While the company declined to break out its revenue growth because it’s private, it relies on a handful of channels for income. First are the self-serve ads, which let businesses pick a demographic and create campaigns that hit only that group.
It became an obvious part of Facebook’s business model three years after Facebook was born five years ago. With users electing to share a good deal of personal information about themselves from their favorite music to hometown, Facebook has accumulated a gold mine of data for marketers. Beyond that, the company is pushing users to continuously share information about themselves through links and status updates, which in turn will feed richer data back into the system. But Facebook hasn’t said whether that data is incorporated into the ad system yet.

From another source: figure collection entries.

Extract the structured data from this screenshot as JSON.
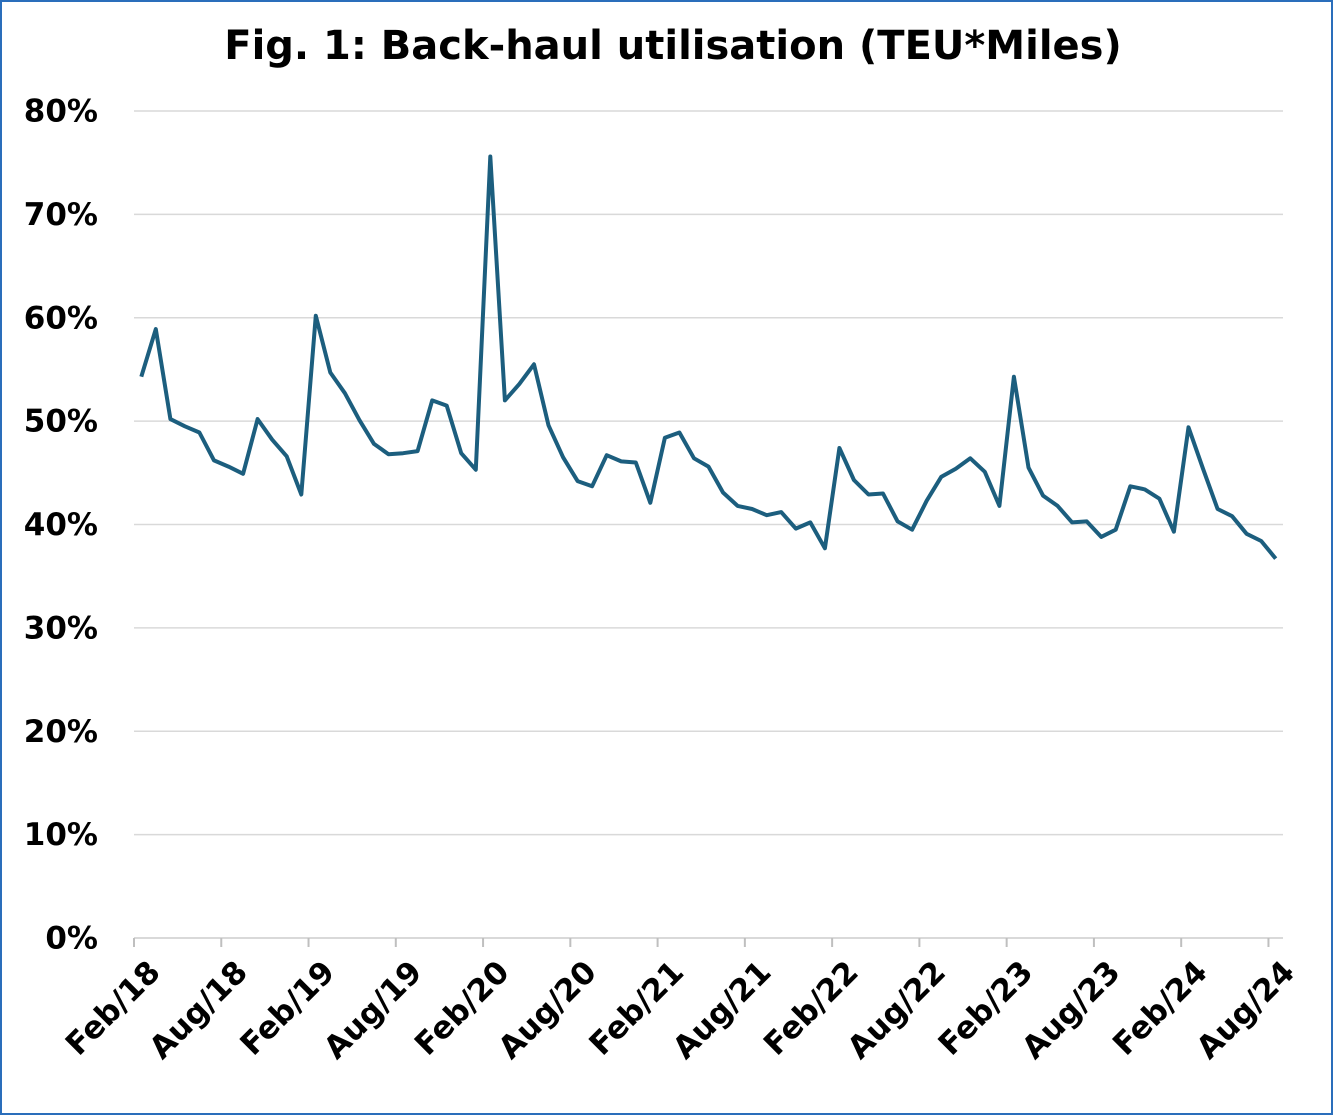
{
  "chart_data": {
    "type": "line",
    "title": "Fig. 1: Back-haul utilisation (TEU*Miles)",
    "categories": [
      "Feb/18",
      null,
      null,
      null,
      null,
      null,
      "Aug/18",
      null,
      null,
      null,
      null,
      null,
      "Feb/19",
      null,
      null,
      null,
      null,
      null,
      "Aug/19",
      null,
      null,
      null,
      null,
      null,
      "Feb/20",
      null,
      null,
      null,
      null,
      null,
      "Aug/20",
      null,
      null,
      null,
      null,
      null,
      "Feb/21",
      null,
      null,
      null,
      null,
      null,
      "Aug/21",
      null,
      null,
      null,
      null,
      null,
      "Feb/22",
      null,
      null,
      null,
      null,
      null,
      "Aug/22",
      null,
      null,
      null,
      null,
      null,
      "Feb/23",
      null,
      null,
      null,
      null,
      null,
      "Aug/23",
      null,
      null,
      null,
      null,
      null,
      "Feb/24",
      null,
      null,
      null,
      null,
      null,
      "Aug/24"
    ],
    "series": [
      {
        "name": "Back-haul utilisation",
        "color": "#1c5e7e",
        "values": [
          54.3,
          58.9,
          50.2,
          49.5,
          48.9,
          46.2,
          45.6,
          44.9,
          50.2,
          48.2,
          46.6,
          42.9,
          60.2,
          54.7,
          52.7,
          50.1,
          47.8,
          46.8,
          46.9,
          47.1,
          52.0,
          51.5,
          46.9,
          45.3,
          75.6,
          52.0,
          53.6,
          55.5,
          49.6,
          46.5,
          44.2,
          43.7,
          46.7,
          46.1,
          46.0,
          42.1,
          48.4,
          48.9,
          46.4,
          45.6,
          43.1,
          41.8,
          41.5,
          40.9,
          41.2,
          39.6,
          40.2,
          37.7,
          47.4,
          44.3,
          42.9,
          43.0,
          40.3,
          39.5,
          42.3,
          44.6,
          45.4,
          46.4,
          45.1,
          41.8,
          54.3,
          45.5,
          42.8,
          41.8,
          40.2,
          40.3,
          38.8,
          39.5,
          43.7,
          43.4,
          42.5,
          39.3,
          49.4,
          45.4,
          41.5,
          40.8,
          39.1,
          38.4,
          36.7
        ]
      }
    ],
    "ylim": [
      0,
      80
    ],
    "yticks": [
      {
        "value": 0,
        "label": "0%"
      },
      {
        "value": 10,
        "label": "10%"
      },
      {
        "value": 20,
        "label": "20%"
      },
      {
        "value": 30,
        "label": "30%"
      },
      {
        "value": 40,
        "label": "40%"
      },
      {
        "value": 50,
        "label": "50%"
      },
      {
        "value": 60,
        "label": "60%"
      },
      {
        "value": 70,
        "label": "70%"
      },
      {
        "value": 80,
        "label": "80%"
      }
    ],
    "grid": true
  }
}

Second are the larger ad campaigns that Facebook tailors for brands, which can run upwards of $100,000 depending on a company’s needs. Then there are virtual goods, like the “Gifts” users can buy for $1 or so to place on friends’ profiles. Despite the buzz this category is getting, we’re told by Facebook sources that the revenue from virtual goods isn’t meaningful for the company. (However, it’s the bread and butter for game developers, such as Zynga, which will pull in well over $100 million in revenue this year, according to CEO Mark Pincus.)
The startup is also experimenting with payments by allowing application developers to accept Facebook Credits in exchange for physical and virtual goods.
- $125 million from brand ads
- $150 million from Facebook’s ad deal with Microsoft
- $75 million from virtual goods
- $200 million from self-service ads.
But around the time Silicon Alley Insider made those estimates in the middle of the year, Facebook had pegged its year-end target at 300 million users — the goal it just blew through on Tuesday, according to Palihapitiya.
Palihapitiya described his conversations with Zuckerberg as follows:
Zuckerberg has a really good understanding about how the dynamics of this business works. Earlier this year, he asked me, ‘What do you think the year-end goal should be?’
I said, ‘Maybe 240.’ Then he asked me some questions and said: ‘275.’
That was 25 percent higher than my upper bound, so I had to scramble and figure out a way to get there.
When I came back in mid-year, I said: ‘we can do 300’. He then made it higher again. We’ll probably make it.
So it’s possible that annual revenues (and costs) may track higher. Assuming Facebook maintains the same rate of growth, at roughly 50 million new active monthly users every two months, it might get to 385 million by year-end, according to our math.
“I live and die by that one metric,” Palihapitiya said.